Though he has since left the firm to take up a post in Glasgow, Senan Kelleher was project manager for Casey Construction for thirteen years, and this particular project was a real high point in his career. “Paddy Casey and I were delighted,” he remembered. “It was a landmark project in Stromness and to be at the forefront of that, from the construction point of view, was great. Then, trying to work out how to do it. A lot of the ingenuity was Paddy’s, of course, finding simple solutions to complex problems.”

Bob Shaw made reference in his speech to the elegance of the crane the company brought in to the pier area, and of course the infilling of the harbour basin. Many remember the “super trolley”, dreamed up by Paddy, for the efficient removal and transportation of Barbara Hepworth’s Curved Form (Treveglan), as the building project got underway in 2004. A simpler framework of bolts, wheels and angle iron could not have been imagined, around the priceless bronze and its Portland stone plinth.

“An understanding of the complexity,” Kelleher continues, “and a readiness to meet the challenge of making it a success were very apparent from the start, and shared by the whole design team.

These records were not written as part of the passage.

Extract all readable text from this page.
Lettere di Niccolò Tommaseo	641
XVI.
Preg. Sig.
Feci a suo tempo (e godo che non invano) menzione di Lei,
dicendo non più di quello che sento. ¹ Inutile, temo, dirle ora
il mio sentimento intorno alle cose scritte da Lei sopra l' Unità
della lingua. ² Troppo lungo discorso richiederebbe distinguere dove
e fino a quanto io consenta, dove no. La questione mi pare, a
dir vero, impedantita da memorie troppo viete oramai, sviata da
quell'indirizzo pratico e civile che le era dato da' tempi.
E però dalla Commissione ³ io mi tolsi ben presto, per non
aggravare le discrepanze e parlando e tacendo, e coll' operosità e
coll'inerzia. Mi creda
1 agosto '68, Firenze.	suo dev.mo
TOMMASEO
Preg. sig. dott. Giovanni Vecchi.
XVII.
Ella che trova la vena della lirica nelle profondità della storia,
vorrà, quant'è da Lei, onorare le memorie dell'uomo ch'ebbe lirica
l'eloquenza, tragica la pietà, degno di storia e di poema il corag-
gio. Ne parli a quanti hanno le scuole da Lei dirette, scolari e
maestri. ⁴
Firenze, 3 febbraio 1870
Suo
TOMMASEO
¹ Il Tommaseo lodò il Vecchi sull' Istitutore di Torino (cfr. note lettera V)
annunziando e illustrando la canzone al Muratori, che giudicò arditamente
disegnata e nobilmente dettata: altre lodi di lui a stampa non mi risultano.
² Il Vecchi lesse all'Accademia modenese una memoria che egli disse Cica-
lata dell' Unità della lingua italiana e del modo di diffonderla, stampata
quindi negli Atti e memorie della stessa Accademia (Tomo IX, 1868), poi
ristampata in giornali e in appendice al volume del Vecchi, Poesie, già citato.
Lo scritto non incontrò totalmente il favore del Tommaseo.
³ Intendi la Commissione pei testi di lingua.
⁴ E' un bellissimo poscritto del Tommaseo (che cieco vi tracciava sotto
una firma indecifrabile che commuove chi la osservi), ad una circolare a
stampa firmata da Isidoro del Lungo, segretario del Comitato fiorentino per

My over-riding memory was of the energy and effort that the whole team put into it. It was a thoroughly enjoyable experience: I’ve never been part of a project where that level of cooperation has persisted throughout the whole period.”

And as far as Orkney is concerned, he says that the project has established a benchmark in its own right, irrespective of the standards of existing architecture, that demonstrates the rich resource of talent that exists in Orkney today. At the end of the summer, Reiach and Hall returned in force, when a coach arrived bearing the whole office, on an outing to visit the gallery and celebrate its success. One architect I met on the stairs ran her hand down the wooden railing, and looked round at the panelling and concrete work adjacent. “The workmanship is incredible,” she said. “You’d be very lucky to get anything like this on a project on the mainland.”

The long term challenge, continued Kelleher, is to make architects aware of what’s possible here. “A tough act to follow,” as he says, but I’ll conclude with Bob Shaw’s words summing up his thoughts on the opening, and on what makes the pursuit of this kind of excellence here so worthwhile.

“George Mackay Brown, who loved the Pier, described Orkney as a place of order: a place of remembrance and a place of vision. Margaret Gardiner’s refurbished Pier Arts Centre…reflects exactly that description, as it sits here in GMB’s Stromness, rooted in the Orkney landscape and in Orkney’s heart. The architecture of the new pays honour to the style and accomplishment of the old, while making its own statement of vision for a long and rewarding future.”